FUNNY GAMES
Directed by Michael Haneke. Starring Naomi Watts, Tim Roth, Michael Pitt. Opens Fri, Mar 14.
2 1/2 Stars
Wow, are people going to hate Funny Games. And I mean hate. People aren’t just going to come out of it the way they did at The Da Vinci Code, shrugging and saying, “Boy, that was a bad movie,” and then going out to grab something to eat. Because it’s not a bad movie—it’s very professionally made and skillfully acted, especially by Naomi Watts and Tim Roth.
But that’s not going to matter, because Funny Games betrays the expectations of its unsuspecting audience in such a fundamental way that I’m sure most people’s reaction will be to reject it completely. The hate that this movie will generate is the kind that will persist for generations. It’s a hate that will bind married couples together and cause couples who see the movie on their first date to break up for good. I’m talking hate that will define a generation. I’m kind of eager to see it on the opening weekend, actually, if only to see how the crowd reacts to a particularly outrageous moment near the end of the film involving a TV remote control. I honestly wouldn’t be surprised if people started throwing things at the screen.
But let’s back up a bit. Funny Games is writer/director Michael Haneke’s shot-for-shot remake of his own 1997 German-language film, with Watts and Roth assuming the roles originally played by Susanne Lothar and Ulrich Mühe: Ann and George, a happy, well-to-do married couple who go on vacation with their son at their lake house, only to be taken hostage by a pair of polite young psychopaths in tennis whites who proceed to torture them for no apparent reason, save their own perverted amusement. At first, Haneke directs the film in a conventional (if somewhat clinical) manner, creating an underlying atmosphere of dread even as the happy family arrives at the lake house, and lingering on details (e.g., a dropped knife forgotten in the hull of a sailboat) as if to tip us off that they’ll be reincorporated later on in the story.
But don’t be fooled! The only reason Haneke, a former philosophy student and film critic, bothers setting up these Hollywood tropes in the first place is so he can knock them down later on and shock you out of your alleged complacency. (Yes, you! Sitting there with your popcorn, expecting to be entertained! Michael Haneke’s fed up with you!)

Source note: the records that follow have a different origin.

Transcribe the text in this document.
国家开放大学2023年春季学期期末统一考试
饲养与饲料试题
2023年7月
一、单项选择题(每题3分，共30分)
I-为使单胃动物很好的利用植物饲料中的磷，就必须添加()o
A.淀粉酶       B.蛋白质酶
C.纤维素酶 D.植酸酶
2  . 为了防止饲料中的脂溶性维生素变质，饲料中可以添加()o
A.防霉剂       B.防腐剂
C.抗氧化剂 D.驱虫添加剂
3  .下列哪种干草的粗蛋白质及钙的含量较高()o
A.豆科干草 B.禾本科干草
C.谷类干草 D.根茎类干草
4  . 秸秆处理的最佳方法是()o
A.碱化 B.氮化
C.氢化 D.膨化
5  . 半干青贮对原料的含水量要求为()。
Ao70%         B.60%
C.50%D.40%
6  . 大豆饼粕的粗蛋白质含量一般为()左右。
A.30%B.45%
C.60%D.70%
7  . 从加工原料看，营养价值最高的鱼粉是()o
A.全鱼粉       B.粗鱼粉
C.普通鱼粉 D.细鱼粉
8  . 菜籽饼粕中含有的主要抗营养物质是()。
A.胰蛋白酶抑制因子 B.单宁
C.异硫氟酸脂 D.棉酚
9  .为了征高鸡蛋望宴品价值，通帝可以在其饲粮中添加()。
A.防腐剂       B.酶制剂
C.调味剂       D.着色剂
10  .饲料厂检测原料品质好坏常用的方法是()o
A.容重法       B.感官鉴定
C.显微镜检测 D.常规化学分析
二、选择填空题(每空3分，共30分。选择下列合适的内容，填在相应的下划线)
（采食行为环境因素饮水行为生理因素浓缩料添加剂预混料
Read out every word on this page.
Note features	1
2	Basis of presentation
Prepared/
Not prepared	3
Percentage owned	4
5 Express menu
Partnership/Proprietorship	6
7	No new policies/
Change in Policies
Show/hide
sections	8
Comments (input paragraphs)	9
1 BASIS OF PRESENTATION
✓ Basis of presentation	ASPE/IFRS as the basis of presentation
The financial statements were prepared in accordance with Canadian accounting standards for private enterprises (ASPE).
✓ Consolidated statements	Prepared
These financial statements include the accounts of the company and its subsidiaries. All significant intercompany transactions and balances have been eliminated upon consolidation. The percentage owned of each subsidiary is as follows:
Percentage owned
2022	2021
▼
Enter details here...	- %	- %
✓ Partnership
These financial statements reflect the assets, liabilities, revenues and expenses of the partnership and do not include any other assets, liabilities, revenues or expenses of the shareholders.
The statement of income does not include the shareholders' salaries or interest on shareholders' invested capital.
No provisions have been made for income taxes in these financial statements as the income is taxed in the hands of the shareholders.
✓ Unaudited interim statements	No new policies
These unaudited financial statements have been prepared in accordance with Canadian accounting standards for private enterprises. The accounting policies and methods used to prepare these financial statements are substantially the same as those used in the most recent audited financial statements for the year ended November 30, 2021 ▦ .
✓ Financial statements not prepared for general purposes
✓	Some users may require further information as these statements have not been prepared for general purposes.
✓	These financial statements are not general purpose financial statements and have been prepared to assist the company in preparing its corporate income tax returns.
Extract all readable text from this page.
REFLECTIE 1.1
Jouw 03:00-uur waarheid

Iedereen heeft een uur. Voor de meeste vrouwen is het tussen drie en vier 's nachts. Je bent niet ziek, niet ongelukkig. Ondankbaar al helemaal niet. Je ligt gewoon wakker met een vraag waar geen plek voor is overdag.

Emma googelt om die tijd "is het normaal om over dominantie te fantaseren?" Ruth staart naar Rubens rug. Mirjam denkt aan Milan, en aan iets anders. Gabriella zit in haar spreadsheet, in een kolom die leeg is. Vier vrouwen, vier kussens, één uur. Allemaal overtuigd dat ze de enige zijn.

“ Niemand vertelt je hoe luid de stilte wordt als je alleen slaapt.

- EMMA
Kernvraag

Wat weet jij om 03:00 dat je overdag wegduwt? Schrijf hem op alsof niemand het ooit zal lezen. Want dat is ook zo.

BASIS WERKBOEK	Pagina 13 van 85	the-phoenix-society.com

The first hint that there’s something strange going on in this movie comes when Michael Pitt, playing one of the two home invaders, tells Ann to go looking for the family dog and then turns towards the camera and smirks complicitly at the audience, as if to confirm our suspicion that he’s killed it already. As the film progresses, Pitt begins acknowledging the audience’s presence even more overtly, asking us if he thinks the family will survive and explaining that he’s only doing certain things because it makes the story more dramatic.
I saw the original Funny Games when it first came out, and I didn’t like it much. Back then, a lot of reviewers, noting the way the two killers casually refer to each other as “Tom and Jerry” or “Beavis and Butt-head,” interpreted the film as a comment on how TV has completely desensitized a generation of young people to violence. Viewed through that lens, I thought the film was pretty facile. Nowadays, however, it’s clear that Haneke’s true target isn’t numbed-out TV-watching young people but the very audience who would pay money to see the kind of movie Funny Games appears to be.
Why, Haneke asks, do we regard torture and violence as entertainment? What is the nature of the pleasure we derive from certain types of onscreen death, and what happens when those scenes are taken away from us?
I think I understand Haneke’s intentions better this time out, but I still don’t think his point holds any more water. Surely Haneke realizes that onscreen violence in the context of a dramatic story and real-life violence are very different things. Only a psychotic would confuse the two, and yet Haneke seems to regard our taste for onscreen violence as being somehow immoral.
You don’t have to be some kind of film theorist to be aware on some level that any movie you’re watching is a constructed object that obeys certain established conventions. Everyone who’s ever shouted back at the screen during a clichéd horror movie knows that. And so Pitt’s winks and smirks to the camera aren’t the least bit shocking or daring—they’re just exasperating. (That said, I did laugh when Pitt petulantly remarks that we’re probably rooting for the family, as if it’s exactly the bourgeois reaction he was expecting from us.)
But Haneke’s attitude toward the audience often seems as condescending as Pitt’s. In the final act of No Country for Old Men, the Coen Brothers also deliberately violated thriller conventions, pulling the rug out from out identification with the apparent main character and denying us the violent catharsis all our years of moviegoing training had led us to expect. But they also gave us a deeper and more profound vision of the world in exchange. In Funny Games, Haneke doesn’t leave us with much more than an arid academic exercise, a stealth experiment in audience manipulation. Let’s hope the subjects don’t riot and tear up the laboratory.